Сын с дочерьми печи растапливали. Бросали в огонь бумаги отцовские. Волынский свой «Генеральный проект о поправлении России» на листы терзал, швыряя их на прожор пламени. А сам плакал, плакал… Сколько бессонных ночей, сколько восторгов пережил, сколько помыслов породил! Желал для страны родной блага, а теперь, словно вор, утаивать должен сочиненное.

Книги из библиотеки жечь – рука на это не поднялась:

– Пусть стоят! Хотя, сам знаю, книги не нашего времени. Их раньше или позже нас иметь можно. А сейчас крамольны они…

Не удалось сжечь только бумаги из сундуков, ключ от которых у Кубанца хранился. Караул загнал Волынского в кабинет с забитыми окнами, возле дверей – часовые. С детьми министра сразу же разлучили. Просил он допускать до себя доктора Белль д’Антермони и тех нищих, которые с улицы подаяния просят. Но Ушаков велел нищих штыками от дома гнать, а врача обещал… дворцового!

Явился Рибейро Саншес.

– Что с вами? – спросил любезно, в глаза заглядывая.

В потемках комнаты трещали толстые сальные свечки.

– Душою мечусь… весь горю… Света жажду!

Рибейро Саншес сказал:

– Успокойте свое высокое достоинство. Или вы не знаете, в какой стране живете? Кто здесь меж нами безопасен?

– Волк среди волков – вот кому хорошо живется.

– Против вас, – шепнул ему Саншес, – собралась такая стая, в которой и волку не ужиться… Рецепт мой апробируют в канцелярии Тайной, я вам советую капли для успокоения натуры.

– На что мне капли ваши? Дали б сразу яду.

– Капли хорошие… бестужевские! – сказал Саншес.

При имени врага, едущего из Копенгагена, чтобы его в Кабинете заместить, Артемий Петрович вскочил в ярости:

– От капель злодея сего не будет мне успокоения… Яду!

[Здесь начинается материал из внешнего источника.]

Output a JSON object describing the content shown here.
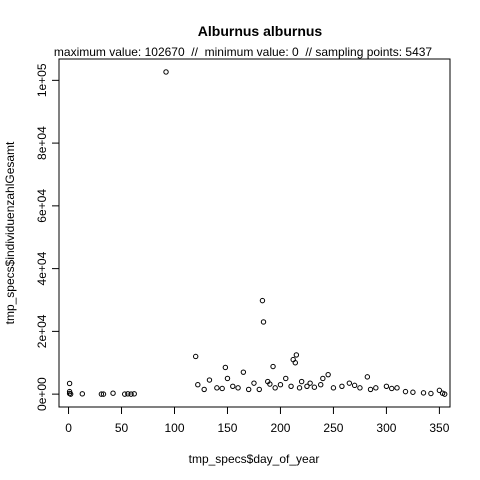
{
  "chart_data": {
    "type": "scatter",
    "title": "Alburnus alburnus",
    "subtitle": "maximum value: 102670  //  minimum value: 0  // sampling points: 5437",
    "xlabel": "tmp_specs$day_of_year",
    "ylabel": "tmp_specs$individuenzahlGesamt",
    "xlim": [
      -9,
      360
    ],
    "ylim": [
      -4100,
      106800
    ],
    "xticks": [
      0,
      50,
      100,
      150,
      200,
      250,
      300,
      350
    ],
    "xtick_labels": [
      "0",
      "50",
      "100",
      "150",
      "200",
      "250",
      "300",
      "350"
    ],
    "yticks": [
      0,
      20000,
      40000,
      60000,
      80000,
      100000
    ],
    "ytick_labels": [
      "0e+00",
      "2e+04",
      "4e+04",
      "6e+04",
      "8e+04",
      "1e+05"
    ],
    "grid": false,
    "legend": "none",
    "marker": "open-circle",
    "color": "#000000",
    "points": [
      [
        1,
        3400
      ],
      [
        1,
        800
      ],
      [
        1,
        200
      ],
      [
        2,
        0
      ],
      [
        13,
        100
      ],
      [
        31,
        0
      ],
      [
        33,
        0
      ],
      [
        42,
        300
      ],
      [
        53,
        0
      ],
      [
        56,
        100
      ],
      [
        59,
        0
      ],
      [
        62,
        100
      ],
      [
        92,
        102670
      ],
      [
        120,
        12000
      ],
      [
        122,
        3000
      ],
      [
        128,
        1500
      ],
      [
        133,
        4500
      ],
      [
        140,
        2000
      ],
      [
        145,
        1800
      ],
      [
        148,
        8500
      ],
      [
        150,
        5000
      ],
      [
        155,
        2500
      ],
      [
        160,
        2000
      ],
      [
        165,
        7000
      ],
      [
        170,
        1500
      ],
      [
        175,
        3500
      ],
      [
        180,
        1500
      ],
      [
        183,
        29800
      ],
      [
        184,
        23000
      ],
      [
        188,
        4000
      ],
      [
        190,
        3200
      ],
      [
        193,
        8800
      ],
      [
        195,
        2000
      ],
      [
        200,
        3000
      ],
      [
        205,
        5000
      ],
      [
        210,
        2500
      ],
      [
        212,
        11000
      ],
      [
        214,
        10000
      ],
      [
        215,
        12500
      ],
      [
        218,
        2000
      ],
      [
        220,
        4000
      ],
      [
        225,
        2500
      ],
      [
        228,
        3500
      ],
      [
        232,
        2200
      ],
      [
        238,
        3000
      ],
      [
        240,
        5000
      ],
      [
        245,
        6200
      ],
      [
        250,
        2000
      ],
      [
        258,
        2500
      ],
      [
        265,
        3500
      ],
      [
        270,
        2800
      ],
      [
        275,
        2000
      ],
      [
        282,
        5500
      ],
      [
        285,
        1500
      ],
      [
        290,
        2000
      ],
      [
        300,
        2500
      ],
      [
        305,
        1800
      ],
      [
        310,
        2000
      ],
      [
        318,
        800
      ],
      [
        325,
        600
      ],
      [
        335,
        400
      ],
      [
        342,
        200
      ],
      [
        350,
        1200
      ],
      [
        353,
        300
      ],
      [
        355,
        0
      ]
    ]
  }
}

В шестом часу утра за Волынским приехала карета. С конвоем повезли министра в Литейную часть, прямо в Итальянский дворец, что строен был Петром I для своей Екатерины. Стыли под снегом оранжереи, в лед Фонтанки вморозило от зимы корабль, стоявший в гавани Итальянской; вокруг недостроенных фонтанов краснели груды битых кирпичей, неуютно здесь было… [35]

Волынский, увидев перед собой Комиссию, тихо удивился: в числе судей заседал и конфидент его – Василий Новосельцев; а подле него подлый Ванька Неплюев сиживал в теплой шубе. Начали судьи, как водится, с восхваления мудрости Анны Иоанновны, которая сомнению подвержена быть не может. Зачитали вслух «предику», и с голоса читавшего предисловие к процессу Волынский легко уловил знакомый штиль письма Остермана.

В его сознании вязко осели подхалимские слова:

 

 

...

«…понеже, – писал Остерман, — весь свет с праведным прославлением признает дарованное от всемогущего бога ея величеству высочайшее достоинство и просвещенный разум, мудрость Анны Иоанновны и ея проницательность, то предерзостные рассуждения Волынского весьма неприличны и оскорбительны!»

 

Именем божием на Руси всегда престол заслоняли.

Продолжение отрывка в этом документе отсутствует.